Regarding the timing of vaccination, both HSCT 2–5 yr and HSCT > 5 yr groups had comparable immune responses after HZ vaccination. Moreover, the baseline gpELISA-determined GMT was much lower in HSCT > 5 yr than any other group, highlighting the need for prompt vaccination of HSCT recipients. Interestingly, vaccine-induced humoral and cellular GMFR responses in the HSCT groups were higher than in the chemotherapy group. We also have reported that influenza vaccination induced higher immune responses in cancer patients receiving immune checkpoint inhibitors than those receiving cytotoxic chemotherapy [24, 25].

We further explored the immune responses with respect to whether or not the participant had a history of shingles. Overall, the baseline gpELISA-determined GMTs and ELISPOT-determined GMCs were higher in patients with a history of shingles than those without. ELISPOT-determined GMCs did not exhibit consistent results, which could be attributed to the small number of samples. Nonetheless, GMFRs of humoral and cellular immune responses were uninfluenced by a history of shingles.

Two previous studies of HZ vaccines administered at a median 21–27 months post-transplantation reported that it was safe, and that it reduced the incidence of VZV infection [4, 26]. Here, we found no VZV reactivation after administration of a live HZ vaccine to patients with a hematologic malignancy. Vaccine-related adverse reactions, both local and systemic, were more common in patients than in healthy volunteers; however, none were severe. Patients with hematologic malignancy might be more sensitive than healthy volunteers to adverse events and more prone to report mild symptoms. All patients recovered spontaneously within 1 week after immunization.

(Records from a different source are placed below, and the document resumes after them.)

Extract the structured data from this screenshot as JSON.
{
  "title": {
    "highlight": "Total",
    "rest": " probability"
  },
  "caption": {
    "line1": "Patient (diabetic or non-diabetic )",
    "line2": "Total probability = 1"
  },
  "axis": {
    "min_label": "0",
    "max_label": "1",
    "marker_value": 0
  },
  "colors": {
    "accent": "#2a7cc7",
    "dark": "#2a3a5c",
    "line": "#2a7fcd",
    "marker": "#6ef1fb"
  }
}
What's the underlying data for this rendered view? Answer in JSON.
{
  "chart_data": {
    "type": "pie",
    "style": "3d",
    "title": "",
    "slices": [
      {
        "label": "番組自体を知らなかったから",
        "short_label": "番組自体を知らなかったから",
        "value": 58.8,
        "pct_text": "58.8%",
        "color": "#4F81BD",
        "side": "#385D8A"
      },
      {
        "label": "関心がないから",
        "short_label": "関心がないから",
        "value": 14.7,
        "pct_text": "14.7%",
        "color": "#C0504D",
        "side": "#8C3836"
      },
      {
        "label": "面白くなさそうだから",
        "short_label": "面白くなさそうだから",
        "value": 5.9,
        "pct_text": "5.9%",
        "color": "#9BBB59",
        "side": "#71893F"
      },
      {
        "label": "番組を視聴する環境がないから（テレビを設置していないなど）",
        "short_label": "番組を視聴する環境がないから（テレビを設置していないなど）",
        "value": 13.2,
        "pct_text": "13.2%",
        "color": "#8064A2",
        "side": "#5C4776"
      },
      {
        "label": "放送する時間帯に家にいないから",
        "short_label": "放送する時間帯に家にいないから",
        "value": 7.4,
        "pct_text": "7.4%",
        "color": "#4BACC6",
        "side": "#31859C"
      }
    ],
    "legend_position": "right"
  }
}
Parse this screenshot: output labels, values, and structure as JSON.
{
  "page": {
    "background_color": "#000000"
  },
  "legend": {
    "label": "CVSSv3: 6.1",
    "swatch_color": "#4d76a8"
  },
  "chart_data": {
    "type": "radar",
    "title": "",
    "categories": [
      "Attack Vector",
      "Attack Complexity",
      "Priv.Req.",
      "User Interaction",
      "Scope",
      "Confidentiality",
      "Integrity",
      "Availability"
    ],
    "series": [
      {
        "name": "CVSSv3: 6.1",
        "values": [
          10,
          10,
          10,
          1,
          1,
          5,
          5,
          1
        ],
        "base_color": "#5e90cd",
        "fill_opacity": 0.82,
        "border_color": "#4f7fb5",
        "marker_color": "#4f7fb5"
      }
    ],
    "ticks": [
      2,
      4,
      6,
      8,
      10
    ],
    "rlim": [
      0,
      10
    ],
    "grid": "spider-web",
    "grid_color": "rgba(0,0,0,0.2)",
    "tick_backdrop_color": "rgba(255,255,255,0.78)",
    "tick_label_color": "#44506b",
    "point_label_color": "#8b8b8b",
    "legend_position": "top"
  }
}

The study has some limitations. First, fewer patients qualified for the ELISPOT assay than for the gpELISA due to lack of sufficient blood. Inevitably, this led to less reliable results in terms of cellular immune responses. Second, patients in the HSCT > 5 yr group had fewer members that the other groups; this was due to survival and recurrence rates, chronic GvHD, and other medical issues. Third, we monitored vaccine adverse events until 6 weeks post-vaccination; a longer follow-up time is considered better for monitoring the adverse events of live vaccines, although life-threatening allergic reactions tend to appear shortly after vaccination [27].

Two inactive HZ vaccines have been introduced recently, and the published safety and efficacy data seem very strong [28, 29]. Unfortunately however, neither vaccine is available in most countries, including South Korea. Further studies of cost-effectiveness are needed. In practical terms, we expect to continue using live VZV vaccines (at least for a few years); therefore, the immunogenicity and safety data presented herein will be useful in clinical practice.

Conclusions

In summary, the HZ vaccine could induce both humoral and cellular immune responses in patients undergoing HSCT, comparable to those in healthy volunteers. Hematologic malignancy patients who were undergoing cytotoxic chemotherapy showed weaker immune responses against the HZ vaccine. There was no reactivation of VZV during follow-up (up to 6 weeks post-immunization), and all reported adverse events were mild. These findings support current guidelines stating that live HZ vaccines may be administered to patients 2 years post-HSCT [9,10,11].